Эти стада и мужей, погонщиков быков, встретили фессалийские девушки, прекрасно опоясанные, низкоподпоясанные, с волосами распущенными. Они разделились на два хоровода. Одни несли корзины, полные цветов и плодов, – это был первый хоровод; другие, неся в кошницах жертвенные яства и благовония, ароматами наполняли все вокруг. Руки их оставались свободными: ношу несли девушки на головах, за руки держа друг дружку; сплетаясь в хороводе то прямо, то вкось, они могли и шествовать и плясать[74]. Вступление к песне исполнил другой хоровод, ему же было поручено полностью и все песнопение. В этом песнопении восхвалялась Фетида с Пелеем, затем их сын и, наконец, внук. После этих девушек, Кнемон…
– Как так Кнемон, – сказал Кнемон, – ты опять лишаешь меня величайшего удовольствия, отец мой: ты не передаешь мне самого песнопения; только как зрителю позволил ты мне присутствовать на этом шествии, но не как слушателю.

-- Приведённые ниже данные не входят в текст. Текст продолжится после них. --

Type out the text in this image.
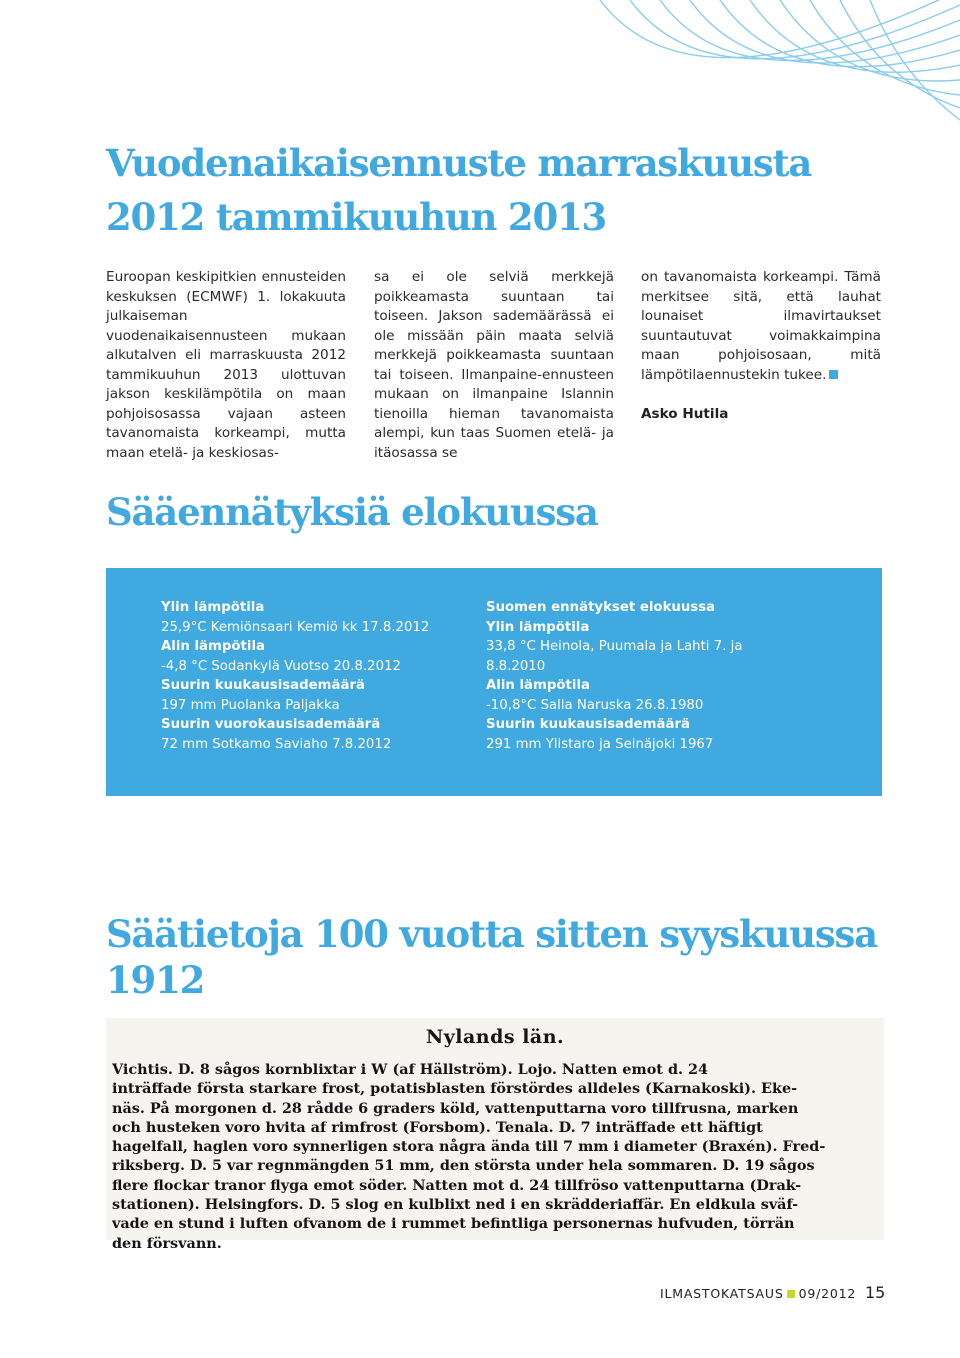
Vuodenaikaisennuste marraskuusta 2012 tammikuuhun 2013
Euroopan keskipitkien ennusteiden keskuksen (ECMWF) 1. lokakuuta julkaiseman vuodenaikaisennusteen mukaan alkutalven eli marraskuusta 2012 tammikuuhun 2013 ulottuvan jakson keskilämpötila on maan pohjoisosassa vajaan asteen tavanomaista korkeampi, mutta maan etelä- ja keskiosas-
sa ei ole selviä merkkejä poikkeamasta suuntaan tai toiseen. Jakson sademäärässä ei ole missään päin maata selviä merkkejä poikkeamasta suuntaan tai toiseen. Ilmanpaine-ennusteen mukaan on ilmanpaine Islannin tienoilla hieman tavanomaista alempi, kun taas Suomen etelä- ja itäosassa se
on tavanomaista korkeampi. Tämä merkitsee sitä, että lauhat lounaiset ilmavirtaukset suuntautuvat voimakkaimpina maan pohjoisosaan, mitä lämpötilaennustekin tukee.
Asko Hutila
Sääennätyksiä elokuussa
Ylin lämpötila
25,9°C Kemiönsaari Kemiö kk 17.8.2012
Alin lämpötila
-4,8 °C Sodankylä Vuotso 20.8.2012
Suurin kuukausisademäärä
197 mm Puolanka Paljakka
Suurin vuorokausisademäärä
72 mm Sotkamo Saviaho 7.8.2012
Suomen ennätykset elokuussa
Ylin lämpötila
33,8 °C Heinola, Puumala ja Lahti 7. ja 8.8.2010
Alin lämpötila
-10,8°C Salla Naruska 26.8.1980
Suurin kuukausisademäärä
291 mm Ylistaro ja Seinäjoki 1967
Säätietoja 100 vuotta sitten syyskuussa 1912
Nylands län.
Vichtis. D. 8 sågos kornblixtar i W (af Hällström). Lojo. Natten emot d. 24
inträffade första starkare frost, potatisblasten förstördes alldeles (Karnakoski). Eke-
näs. På morgonen d. 28 rådde 6 graders köld, vattenputtarna voro tillfrusna, marken
och husteken voro hvita af rimfrost (Forsbom). Tenala. D. 7 inträffade ett häftigt
hagelfall, haglen voro synnerligen stora några ända till 7 mm i diameter (Braxén). Fred-
riksberg. D. 5 var regnmängden 51 mm, den största under hela sommaren. D. 19 sågos
flere flockar tranor flyga emot söder. Natten mot d. 24 tillfröso vattenputtarna (Drak-
stationen). Helsingfors. D. 5 slog en kulblixt ned i en skrädderiaffär. En eldkula sväf-
vade en stund i luften ofvanom de i rummet befintliga personernas hufvuden, törrän
den försvann.
ILMASTOKATSAUS 09/2012 15
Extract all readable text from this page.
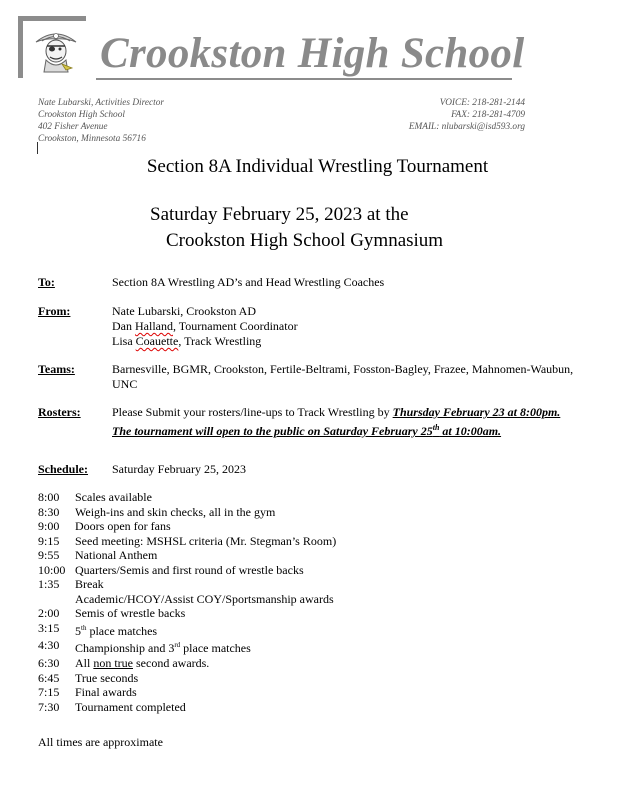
Crookston High School
Nate Lubarski, Activities Director
Crookston High School
402 Fisher Avenue
Crookston, Minnesota 56716
VOICE: 218-281-2144
FAX: 218-281-4709
EMAIL: nlubarski@isd593.org
Section 8A Individual Wrestling Tournament
Saturday February 25, 2023 at the
Crookston High School Gymnasium
To:	Section 8A Wrestling AD’s and Head Wrestling Coaches
From:	Nate Lubarski, Crookston AD
Dan Halland, Tournament Coordinator
Lisa Coauette, Track Wrestling
Teams:	Barnesville, BGMR, Crookston, Fertile-Beltrami, Fosston-Bagley, Frazee, Mahnomen-Waubun,
UNC
Rosters:	Please Submit your rosters/line-ups to Track Wrestling by Thursday February 23 at 8:00pm.
The tournament will open to the public on Saturday February 25th at 10:00am.
Schedule: Saturday February 25, 2023
8:00	Scales available
8:30	Weigh-ins and skin checks, all in the gym
9:00	Doors open for fans
9:15	Seed meeting: MSHSL criteria (Mr. Stegman’s Room)
9:55	National Anthem
10:00 Quarters/Semis and first round of wrestle backs
1:35	Break
Academic/HCOY/Assist COY/Sportsmanship awards
2:00	Semis of wrestle backs
3:15	5th place matches
4:30	Championship and 3rd place matches
6:30	All non true second awards.
6:45	True seconds
7:15	Final awards
7:30	Tournament completed
All times are approximate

– Так слушай же, – сказал Каласирид, – раз уж тебе так любо. Песнопение было примерно в таком роде:
Славу Фетиде пою, злату Фетиды волос,
Дщери бессмертной отец – моря владыка Нерей.
Волею Зевса, супруг был ей могучий Пелей.
Радостный блеск в ней морей и Афродита для нас.
Ею когда-то рожден, браней Ареем кто стал,
Эллинской молнией он, необоримый, блистал —
Дивный Ахилл, до небес коего слава растет.
Пиррою Неоптолем был от него порожден,
Верный данайцев оплот, Трои сынов он сражал.
К нашим молениям будь милостив, Неоптолем!
Благостно ты опочил ныне в Пифийской земле,
Так восприми же хвалу, песен торжественный глас.
Страхи от стен отжени нашего града навек,
Славу Фетиде пою, злату Фетиды волос.
Так вот, Кнемон, песнопение было составлено примерно в этом роде, сколько могу припомнить. Так слаженно было пение хора, так складно совпадал с напевом мерный звук шагов, что глаз, пренебрегая зрелищем, уступал слуху, и все присутствующие, словно увлекаемые отголосками песнопения, сами все время как бы следовали за проходящими перед ними девушками, пока не показался затем верховой отряд эфебов во главе с их блестящим начальником и не явил зрелище красавцев, что было лучше всяких песен. Эфебов было числом до пятидесяти, они разделялись на два отряда, по двадцати пяти человек в каждом, то были телохранители главы священного посольства, который ехал посредине. Их обувь была стянута выше щиколотки и перевита красным ремнем. Белый плащ скрепляла на груди золотая застежка, кайма синего цвета шла по краям плаща. От их коней – все до единого были они фессалийской породы – веяло привольем тамошних равнин: на узду, как на принуждение, они роптали и грызли ее, обдавая пеной, однако повиновались намерениям всадника. Бляхами и налобниками, серебряными и позолоченными, убраны кони, словно состязались эфебы красотой их уборов. Но, Кнемон, хотя такими были эфебы и их кони, взор всех присутствующих, минуя их, обращался к начальнику конницы (это был Теаген, предмет моих забот) – и все предшествующее великолепие, казалось, затмевалось им, как молнией, – так ослепил нас вид Теагена: он тоже был на коне, в тяжелом вооружении и потрясал ясеневым копьем[75] с медным наконечником. Шлема на нем не было, и с обнаженной головой участвовал он в шествии, одетый пурпурным плащом, всюду испещренным золотой вышивкой, представлявшей борьбу лапифов с кентаврами. Его застежка, из сплава серебра с золотом, была в виде Афины, покрывающей свой панцирь, словно щитом, головою Горгоны.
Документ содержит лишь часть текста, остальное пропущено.